Surely, other people have some insight into this issue.

Jim Thorpe’s Gloves

April 7, 2008

A mystery has haunted me since shortly after starting to research Lone Star Dietz’s life. Today, with the help of Freddie Wardecker, proprietor of Wardecker’s Mens Wear and Jim Thorpe Museum, and Bob Wheeler, Jim Thorpe’s biographer who, along with his wife Florence Ridlon, succeeded in getting Thorpe’s Olympic medals restored, I solved that mystery.

Lone Star Dietz died in 1964 and his wife, Doris, died three years later. Mary Lou Zientek had befriended the Dietzes and served as executrix of Doris’s estate. The estate consisted mostly of Lone Star’s memorabilia that included promotional photos for his movies and a pair of Jim Thorpe’s gloves. Mrs. Zientek donated many of the items from the Dietz estate to a museum in Pittsburgh. I was unsuccessful in locating any of these items in any museum in Pittsburgh. Today that changed.

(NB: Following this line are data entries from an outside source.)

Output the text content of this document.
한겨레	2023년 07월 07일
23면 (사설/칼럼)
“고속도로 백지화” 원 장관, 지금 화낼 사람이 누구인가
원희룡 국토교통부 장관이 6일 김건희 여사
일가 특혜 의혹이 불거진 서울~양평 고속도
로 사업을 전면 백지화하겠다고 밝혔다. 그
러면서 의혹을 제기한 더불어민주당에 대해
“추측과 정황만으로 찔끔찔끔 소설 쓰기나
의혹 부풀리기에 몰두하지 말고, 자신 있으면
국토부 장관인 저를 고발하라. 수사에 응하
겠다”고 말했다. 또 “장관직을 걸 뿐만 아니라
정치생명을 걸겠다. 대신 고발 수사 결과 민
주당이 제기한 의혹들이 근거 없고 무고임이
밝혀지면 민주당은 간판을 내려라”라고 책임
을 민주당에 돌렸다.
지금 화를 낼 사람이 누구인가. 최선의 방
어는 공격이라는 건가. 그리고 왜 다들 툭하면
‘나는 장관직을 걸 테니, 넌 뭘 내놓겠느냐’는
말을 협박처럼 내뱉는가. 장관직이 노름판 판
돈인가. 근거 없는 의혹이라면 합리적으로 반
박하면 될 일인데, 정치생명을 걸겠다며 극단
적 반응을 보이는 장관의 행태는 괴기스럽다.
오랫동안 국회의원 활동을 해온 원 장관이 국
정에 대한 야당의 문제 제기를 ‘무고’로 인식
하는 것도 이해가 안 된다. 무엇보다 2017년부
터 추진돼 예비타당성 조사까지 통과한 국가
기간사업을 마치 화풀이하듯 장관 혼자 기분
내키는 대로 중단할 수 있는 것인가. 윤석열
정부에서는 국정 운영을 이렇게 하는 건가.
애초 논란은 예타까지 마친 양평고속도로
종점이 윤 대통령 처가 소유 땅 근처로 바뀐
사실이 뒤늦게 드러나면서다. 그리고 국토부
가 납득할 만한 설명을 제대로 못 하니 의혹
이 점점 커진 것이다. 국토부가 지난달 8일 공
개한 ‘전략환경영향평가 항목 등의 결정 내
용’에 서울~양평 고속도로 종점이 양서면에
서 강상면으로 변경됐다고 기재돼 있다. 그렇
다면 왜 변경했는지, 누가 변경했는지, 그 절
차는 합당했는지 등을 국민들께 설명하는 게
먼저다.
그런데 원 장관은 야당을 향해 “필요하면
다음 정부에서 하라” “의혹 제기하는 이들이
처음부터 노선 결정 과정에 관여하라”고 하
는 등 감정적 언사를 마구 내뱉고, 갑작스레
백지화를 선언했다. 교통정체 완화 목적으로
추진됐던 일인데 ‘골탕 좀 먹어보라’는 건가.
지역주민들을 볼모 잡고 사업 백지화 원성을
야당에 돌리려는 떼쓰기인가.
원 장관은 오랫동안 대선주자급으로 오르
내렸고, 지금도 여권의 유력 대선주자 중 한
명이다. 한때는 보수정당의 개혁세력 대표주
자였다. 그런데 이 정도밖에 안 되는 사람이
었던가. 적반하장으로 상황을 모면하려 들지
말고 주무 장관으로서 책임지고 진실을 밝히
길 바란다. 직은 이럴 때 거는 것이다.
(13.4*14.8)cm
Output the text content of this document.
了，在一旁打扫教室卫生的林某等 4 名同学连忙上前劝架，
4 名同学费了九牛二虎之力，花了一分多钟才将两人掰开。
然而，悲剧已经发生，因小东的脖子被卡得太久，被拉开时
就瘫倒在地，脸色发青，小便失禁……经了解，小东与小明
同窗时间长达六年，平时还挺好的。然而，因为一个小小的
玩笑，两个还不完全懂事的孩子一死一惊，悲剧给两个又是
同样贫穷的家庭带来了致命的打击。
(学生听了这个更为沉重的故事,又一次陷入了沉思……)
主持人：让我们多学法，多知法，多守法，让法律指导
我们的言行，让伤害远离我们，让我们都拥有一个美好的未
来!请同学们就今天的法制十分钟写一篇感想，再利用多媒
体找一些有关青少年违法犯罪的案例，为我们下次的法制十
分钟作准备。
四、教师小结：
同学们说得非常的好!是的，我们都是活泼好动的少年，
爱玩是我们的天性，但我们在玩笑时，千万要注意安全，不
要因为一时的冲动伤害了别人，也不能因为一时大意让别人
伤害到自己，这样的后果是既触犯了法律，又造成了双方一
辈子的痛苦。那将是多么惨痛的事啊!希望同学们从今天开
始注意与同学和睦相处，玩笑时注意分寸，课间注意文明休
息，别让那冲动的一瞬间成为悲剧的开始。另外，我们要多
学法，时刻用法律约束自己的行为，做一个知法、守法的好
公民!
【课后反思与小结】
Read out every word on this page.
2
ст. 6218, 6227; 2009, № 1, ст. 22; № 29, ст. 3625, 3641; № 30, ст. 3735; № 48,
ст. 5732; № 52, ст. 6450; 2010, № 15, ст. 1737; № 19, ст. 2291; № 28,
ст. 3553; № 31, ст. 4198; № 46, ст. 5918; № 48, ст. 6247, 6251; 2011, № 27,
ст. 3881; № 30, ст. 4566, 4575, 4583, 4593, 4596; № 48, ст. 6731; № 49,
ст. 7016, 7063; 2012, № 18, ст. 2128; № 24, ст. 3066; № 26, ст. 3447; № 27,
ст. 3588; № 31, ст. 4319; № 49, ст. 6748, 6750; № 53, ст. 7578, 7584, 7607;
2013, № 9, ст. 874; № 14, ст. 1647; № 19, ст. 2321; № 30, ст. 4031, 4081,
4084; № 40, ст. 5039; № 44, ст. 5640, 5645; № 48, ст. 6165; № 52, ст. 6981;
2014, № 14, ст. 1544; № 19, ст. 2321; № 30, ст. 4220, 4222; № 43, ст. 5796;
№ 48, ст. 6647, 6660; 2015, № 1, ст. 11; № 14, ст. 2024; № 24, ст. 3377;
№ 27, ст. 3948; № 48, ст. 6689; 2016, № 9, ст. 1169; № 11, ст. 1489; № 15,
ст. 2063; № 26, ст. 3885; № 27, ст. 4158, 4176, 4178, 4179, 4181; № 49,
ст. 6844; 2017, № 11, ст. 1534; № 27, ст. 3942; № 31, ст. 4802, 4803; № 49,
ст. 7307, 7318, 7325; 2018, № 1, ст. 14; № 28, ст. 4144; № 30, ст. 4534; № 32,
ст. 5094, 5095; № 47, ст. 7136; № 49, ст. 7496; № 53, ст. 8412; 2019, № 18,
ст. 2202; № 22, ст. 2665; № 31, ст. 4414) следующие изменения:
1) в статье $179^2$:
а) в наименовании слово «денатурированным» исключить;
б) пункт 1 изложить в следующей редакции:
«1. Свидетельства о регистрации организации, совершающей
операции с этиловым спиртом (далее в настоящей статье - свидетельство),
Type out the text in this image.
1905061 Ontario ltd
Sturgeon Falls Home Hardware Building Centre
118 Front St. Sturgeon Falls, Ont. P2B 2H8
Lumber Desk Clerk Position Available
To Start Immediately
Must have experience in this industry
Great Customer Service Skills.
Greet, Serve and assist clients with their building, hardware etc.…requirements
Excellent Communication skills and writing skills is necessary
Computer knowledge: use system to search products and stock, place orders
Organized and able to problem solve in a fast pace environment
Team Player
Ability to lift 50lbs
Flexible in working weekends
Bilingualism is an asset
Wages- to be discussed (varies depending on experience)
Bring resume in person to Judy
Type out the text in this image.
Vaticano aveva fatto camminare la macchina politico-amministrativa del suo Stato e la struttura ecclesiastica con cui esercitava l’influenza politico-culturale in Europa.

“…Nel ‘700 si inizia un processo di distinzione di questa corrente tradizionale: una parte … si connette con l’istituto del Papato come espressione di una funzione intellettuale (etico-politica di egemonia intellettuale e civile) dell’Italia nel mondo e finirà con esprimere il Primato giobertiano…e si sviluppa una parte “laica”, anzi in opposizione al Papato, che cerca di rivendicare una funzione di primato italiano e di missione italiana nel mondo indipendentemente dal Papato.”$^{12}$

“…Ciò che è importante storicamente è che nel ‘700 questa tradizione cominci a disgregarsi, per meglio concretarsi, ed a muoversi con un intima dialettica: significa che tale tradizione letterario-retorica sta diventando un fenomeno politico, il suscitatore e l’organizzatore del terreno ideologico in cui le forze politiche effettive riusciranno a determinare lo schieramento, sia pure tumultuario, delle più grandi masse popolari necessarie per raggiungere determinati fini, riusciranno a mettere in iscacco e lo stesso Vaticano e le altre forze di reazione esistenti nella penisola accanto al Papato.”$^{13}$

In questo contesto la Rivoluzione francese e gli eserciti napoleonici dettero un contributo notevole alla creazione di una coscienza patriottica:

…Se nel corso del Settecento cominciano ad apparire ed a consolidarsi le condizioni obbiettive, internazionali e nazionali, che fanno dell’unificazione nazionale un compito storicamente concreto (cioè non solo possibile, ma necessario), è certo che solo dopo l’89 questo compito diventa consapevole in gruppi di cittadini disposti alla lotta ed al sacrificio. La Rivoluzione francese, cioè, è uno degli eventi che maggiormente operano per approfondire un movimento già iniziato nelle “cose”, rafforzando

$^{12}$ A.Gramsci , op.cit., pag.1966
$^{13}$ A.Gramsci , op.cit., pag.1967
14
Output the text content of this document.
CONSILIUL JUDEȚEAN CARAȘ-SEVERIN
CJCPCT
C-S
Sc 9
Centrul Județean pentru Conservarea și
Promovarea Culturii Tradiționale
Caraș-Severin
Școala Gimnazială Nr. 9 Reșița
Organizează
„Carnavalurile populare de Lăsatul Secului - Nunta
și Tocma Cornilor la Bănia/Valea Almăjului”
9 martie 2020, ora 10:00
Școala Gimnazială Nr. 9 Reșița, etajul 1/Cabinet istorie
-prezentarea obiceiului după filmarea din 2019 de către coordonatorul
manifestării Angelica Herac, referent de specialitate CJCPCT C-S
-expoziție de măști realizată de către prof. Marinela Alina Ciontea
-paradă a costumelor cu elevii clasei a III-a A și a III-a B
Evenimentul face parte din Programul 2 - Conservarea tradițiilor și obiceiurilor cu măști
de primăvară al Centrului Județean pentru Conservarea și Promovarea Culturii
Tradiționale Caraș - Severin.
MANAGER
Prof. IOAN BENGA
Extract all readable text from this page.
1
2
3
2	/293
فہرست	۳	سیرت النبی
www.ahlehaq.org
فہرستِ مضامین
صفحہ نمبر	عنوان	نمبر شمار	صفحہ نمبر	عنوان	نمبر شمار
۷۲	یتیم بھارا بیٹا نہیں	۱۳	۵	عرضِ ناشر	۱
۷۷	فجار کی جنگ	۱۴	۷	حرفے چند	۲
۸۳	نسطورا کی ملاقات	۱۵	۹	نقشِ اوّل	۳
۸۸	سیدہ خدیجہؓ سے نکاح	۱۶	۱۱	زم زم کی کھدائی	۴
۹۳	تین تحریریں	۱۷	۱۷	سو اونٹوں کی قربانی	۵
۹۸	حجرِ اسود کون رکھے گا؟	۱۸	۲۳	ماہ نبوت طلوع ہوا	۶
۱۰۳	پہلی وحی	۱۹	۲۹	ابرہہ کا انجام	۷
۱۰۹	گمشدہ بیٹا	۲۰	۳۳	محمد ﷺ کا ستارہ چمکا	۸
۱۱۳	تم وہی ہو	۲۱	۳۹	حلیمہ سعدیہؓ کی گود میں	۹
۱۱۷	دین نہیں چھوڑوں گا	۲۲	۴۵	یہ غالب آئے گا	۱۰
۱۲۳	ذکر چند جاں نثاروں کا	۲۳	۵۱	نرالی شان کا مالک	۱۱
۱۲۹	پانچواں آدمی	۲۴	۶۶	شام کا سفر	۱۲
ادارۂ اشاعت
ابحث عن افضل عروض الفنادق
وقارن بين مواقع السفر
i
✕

Freddie Wardecker told me of a museum in Boca Raton, Florida owned by a man named Joel Platt. It seems that Mr. Platt wanted to build his museum just outside Carlisle some years ago but was turned down, so looked elsewhere. Last week Bob Wheeler mentioned Joel Platt in another context stating that he was from Pittsburgh. Today the light came on for me after Freddie chided me for not being able to locate Platt’s museum on the internet. Following his directions, the web site for Platt’s museum immediately popped up. After a little navigation, Jim Thorpe’s page appeared: http://www.sportsimmortals.com/thumb.cfm?ID=133&category=11&startrow=9

One item jumped out at me. I could never understand why Lone Star had a pair of Jim Thorpe’s gloves or why he would have kept them so long because I thought they were just ordinary men’s gloves. Well, these are not ordinary gloves. Seeing them will explain everything.

The photo shows other items related to Jim Thorpe’s time in Carlisle. Now that the Cumberland County Historical Society has funds for acquiring artifacts, perhaps they can bring Jim Thorpe’s jersey, letter sweater, gloves and other items back to where they belong.